Yuri Vdovin, of the human rights group Citizens’ Watch said: ‘The police simply don’t want to deal with the problem. Many share the same views as the thugs. They sympathise.’
At an extreme-Right rally held in front of Moscow’s Gorky Park on 16 February 2004, the slogan ‘Russia for the Russians’ was chanted once again. Leaders of the extreme-Right Nationalist Patriotic Party, who organised the demonstration, said that they were protesting against Chechen terrorism. Human rights activists who mounted a counter-demonstration were arrested by riot police.
Anti-Chechen sentiments have been on the rise in Moscow since a bomb exploded on the city’s subway on 6 February 2004, killing 41 commuters. Vladimir Putin was quick to pin the blame on Chechen terrorists and proposed new legislation against ‘illegal immigration’. The police have conducted high-profile swoops of mosques under the pretext of foiling terrorism and are rounding up anyone who looks like they might be from Chechnya.
There have also been reports of gangs conducting ‘revenge attacks’. When the roof of a swimming pool in south Moscow collapsed, on 14 February, groups of skinheads swarmed through the area within hours, beating up members of ethnic minorities.

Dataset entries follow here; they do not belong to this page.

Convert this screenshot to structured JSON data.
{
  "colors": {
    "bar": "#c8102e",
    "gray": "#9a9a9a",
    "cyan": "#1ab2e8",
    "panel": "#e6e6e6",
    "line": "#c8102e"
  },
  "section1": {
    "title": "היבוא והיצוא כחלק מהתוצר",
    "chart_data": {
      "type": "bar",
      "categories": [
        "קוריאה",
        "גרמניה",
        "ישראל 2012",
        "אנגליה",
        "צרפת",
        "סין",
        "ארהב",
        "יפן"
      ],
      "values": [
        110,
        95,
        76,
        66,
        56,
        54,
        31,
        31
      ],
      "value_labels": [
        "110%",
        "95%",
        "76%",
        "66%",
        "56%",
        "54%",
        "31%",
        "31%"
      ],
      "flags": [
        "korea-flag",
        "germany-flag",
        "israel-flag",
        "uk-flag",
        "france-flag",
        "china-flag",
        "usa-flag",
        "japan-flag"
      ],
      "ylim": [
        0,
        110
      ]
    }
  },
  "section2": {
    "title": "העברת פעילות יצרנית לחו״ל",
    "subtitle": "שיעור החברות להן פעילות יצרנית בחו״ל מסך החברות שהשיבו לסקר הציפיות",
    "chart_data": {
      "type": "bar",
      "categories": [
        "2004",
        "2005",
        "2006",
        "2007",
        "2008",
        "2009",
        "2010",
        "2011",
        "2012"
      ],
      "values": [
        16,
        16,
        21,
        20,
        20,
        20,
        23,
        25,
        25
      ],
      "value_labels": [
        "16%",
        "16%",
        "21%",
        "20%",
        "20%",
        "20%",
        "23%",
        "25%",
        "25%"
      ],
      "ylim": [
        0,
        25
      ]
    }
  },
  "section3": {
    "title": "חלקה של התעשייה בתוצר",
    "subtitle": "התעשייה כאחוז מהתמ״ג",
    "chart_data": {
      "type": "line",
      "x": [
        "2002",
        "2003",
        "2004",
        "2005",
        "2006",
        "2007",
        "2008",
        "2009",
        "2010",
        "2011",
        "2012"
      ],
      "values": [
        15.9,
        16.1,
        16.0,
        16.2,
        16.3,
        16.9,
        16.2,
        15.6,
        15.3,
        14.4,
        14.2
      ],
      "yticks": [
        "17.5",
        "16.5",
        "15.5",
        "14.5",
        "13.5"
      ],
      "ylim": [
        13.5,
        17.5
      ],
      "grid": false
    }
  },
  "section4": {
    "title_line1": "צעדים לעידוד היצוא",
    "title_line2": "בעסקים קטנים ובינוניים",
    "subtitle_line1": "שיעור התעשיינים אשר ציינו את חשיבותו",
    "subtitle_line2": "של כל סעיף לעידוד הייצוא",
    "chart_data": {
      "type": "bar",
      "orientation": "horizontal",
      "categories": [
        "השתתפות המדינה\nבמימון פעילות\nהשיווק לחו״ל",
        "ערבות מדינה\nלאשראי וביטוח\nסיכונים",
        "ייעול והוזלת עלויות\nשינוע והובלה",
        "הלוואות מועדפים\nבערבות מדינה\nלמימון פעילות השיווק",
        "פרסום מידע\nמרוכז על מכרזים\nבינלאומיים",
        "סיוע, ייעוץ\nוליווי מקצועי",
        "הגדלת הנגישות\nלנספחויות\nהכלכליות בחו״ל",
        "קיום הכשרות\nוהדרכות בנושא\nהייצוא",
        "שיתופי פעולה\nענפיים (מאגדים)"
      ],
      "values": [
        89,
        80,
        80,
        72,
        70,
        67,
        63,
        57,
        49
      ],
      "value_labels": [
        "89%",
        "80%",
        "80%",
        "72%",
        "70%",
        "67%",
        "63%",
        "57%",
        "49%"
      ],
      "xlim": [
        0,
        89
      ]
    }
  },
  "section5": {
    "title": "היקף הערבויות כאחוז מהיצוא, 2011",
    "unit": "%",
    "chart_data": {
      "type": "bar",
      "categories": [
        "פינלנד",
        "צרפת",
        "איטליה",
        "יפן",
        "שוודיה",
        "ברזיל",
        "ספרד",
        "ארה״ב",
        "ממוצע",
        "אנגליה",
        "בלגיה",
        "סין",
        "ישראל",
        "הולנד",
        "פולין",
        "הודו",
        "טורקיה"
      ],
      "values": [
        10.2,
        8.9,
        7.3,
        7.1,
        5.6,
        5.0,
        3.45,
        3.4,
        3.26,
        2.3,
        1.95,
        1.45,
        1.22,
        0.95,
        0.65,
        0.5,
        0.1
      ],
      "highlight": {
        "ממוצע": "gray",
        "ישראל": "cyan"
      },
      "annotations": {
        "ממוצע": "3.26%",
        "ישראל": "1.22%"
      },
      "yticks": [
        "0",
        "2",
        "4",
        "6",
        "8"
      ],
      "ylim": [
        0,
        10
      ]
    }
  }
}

With Russia’s 20 million Muslims being regarded as the ‘enemy within’ and a growing hostility towards immigrants, Russia’s racism is coming to align itself increasingly with that in the rest of Europe. The Soviet era’s official ideology of ‘paternalist solidarity’ with the Third World has given way, in the new Russia, to xenoracism. And two decades of conflict in Afghanistan and Chechnya have left Russia with a particular fear of the poorer nations to Russia’s south.
Few see any signs of these trends being checked by strong action from Russia’s ‘strong man’, Vladimir Putin.